The way they’ve attacked this year has been so different.

They kicked a lot more during the league and when defences began to cut off that space as summer arrived, Derry really struggled to play through teams.

Reverting to the defensive approach the last two games has allowed them to be competitive but in itself was an admission of a big step backwards.

They couldn’t have gone to face Kerry with the bold approach of last year. It would not have ended well.

When Tyrone set a very similar defensive stall out against Kerry in 2021, it frustrated the Kingdom but they also were set up to hurt.

The Red Hands scored 2-9 off turnovers that day, attacking the space hard.

That was their first year after Harte had left. His team had failed to beat any of Kerry, Mayo or Dublin in championship football over 11 games since 2008.

Feargal Logan and Brian Dooher guided them to wins over both Kerry and Mayo en-route to the title in 2021.

Those are just the facts.

A lot of the stuff thrown at Harte in recent weeks has been below the belt. Personal and unnecessary.

When Derry appointed him, it was absolutely the best they could have done in the situation.

But that was a situation of their own making. They held on so long wanting to reappoint Rory Gallagher that they missed a window where they might have been able to get Malachy O’Rourke.

Harte accepted he wasn’t first choice but he didn’t mind because this was a chance.

He had done a really good job in Louth, leading them to successive promotions in the league and a rare Leinster final, albeit things went fairly disastrously wrong that day on the back of the gung-ho strategy they employed against the Dubs.

Mickey Harte had labelled Gavin Devlin as “the best coach in the country” before the Donegal game this year.

So much of the work Devlin had done in Louth was based on Rory Gallagher’s Derry. Their style, their attempt to mimic the angles of running and attacking structure, they came Derry Lite.

But putting their stamp on the full-fat version has proven difficult.

The gung-ho approach took Derry to a league title in the spring.

Days later, they departed for a training camp in Portugal.

Harte had never once taken a Tyrone team on a foreign training camp, even when it was all the rage.

The optics of spending a small fortune on making the thing more professional to then undermine it by giving players licence to stay on for a few days themselves right on the eve of championship weren’t great.

Donegal came and all they did was put a jimmy into the cracks.

Derry had gotten away without any huge structure to their attacking play in the league, partly because Shane McGuigan was getting space and ball and shooting the lights out. He threatened for a while to keep them in the championship all on his own on Sunday, but it wasn’t enough.

This Derry team had relied hugely on the structure that they were given by the previous management.

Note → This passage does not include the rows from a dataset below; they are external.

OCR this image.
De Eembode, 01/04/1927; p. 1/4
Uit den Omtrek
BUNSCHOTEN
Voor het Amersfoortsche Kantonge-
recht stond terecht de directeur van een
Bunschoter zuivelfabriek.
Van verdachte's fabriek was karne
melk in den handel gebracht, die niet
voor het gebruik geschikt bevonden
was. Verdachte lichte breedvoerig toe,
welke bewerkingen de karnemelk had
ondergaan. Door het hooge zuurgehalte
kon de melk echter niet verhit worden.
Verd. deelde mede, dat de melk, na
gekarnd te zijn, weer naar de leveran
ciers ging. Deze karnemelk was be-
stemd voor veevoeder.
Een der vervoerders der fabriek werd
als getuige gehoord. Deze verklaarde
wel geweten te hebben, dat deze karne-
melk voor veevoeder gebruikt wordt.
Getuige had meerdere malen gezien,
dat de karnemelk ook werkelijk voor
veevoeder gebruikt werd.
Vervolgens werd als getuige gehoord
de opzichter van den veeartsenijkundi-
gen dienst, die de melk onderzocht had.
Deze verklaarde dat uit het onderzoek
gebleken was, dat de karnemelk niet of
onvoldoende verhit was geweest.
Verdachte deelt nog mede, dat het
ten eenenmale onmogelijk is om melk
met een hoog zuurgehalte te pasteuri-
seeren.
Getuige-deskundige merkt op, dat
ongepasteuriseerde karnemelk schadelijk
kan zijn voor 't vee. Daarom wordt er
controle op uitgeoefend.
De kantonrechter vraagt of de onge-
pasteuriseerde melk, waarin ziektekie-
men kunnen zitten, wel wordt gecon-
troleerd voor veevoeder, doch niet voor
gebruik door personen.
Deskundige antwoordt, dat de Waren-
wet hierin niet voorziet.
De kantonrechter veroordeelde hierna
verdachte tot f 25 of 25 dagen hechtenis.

The players were absolutely convinced that Rory Gallagher would win them an All-Ireland.

His relationship with the players contrasts with that of the more distant Harte, all of which feeds into the idea that it’s just not what it was.

The fanbase has fallen off. If there were 1,000 Derry supporters in Castlebar that was the height of it.

It rebounded a bit off that result but there was nowhere near the same level of enthusiasm or excitement as for previous visits to Croke Park.

When you remove emotion from it and look at the cold, hard facts, Derry have fallen off a cliff this summer.

A playing career is short. The window for Derry to win All-Irelands will open once in a generation and it won’t stay off the latch for long.

Right now, they are so far off it that will take a monumental improvement to bring them back to where they were.

Real ambition is ruthless.

Do the Derry players genuinely believe that it was all circumstantial and that year two will be that much better that they’ll climb back into contention?

It feels more like it’s over for Mickey Harte’s dream of winning another All-Ireland.

Whether Derry’s dream is dead too probably depends on whether they keep him.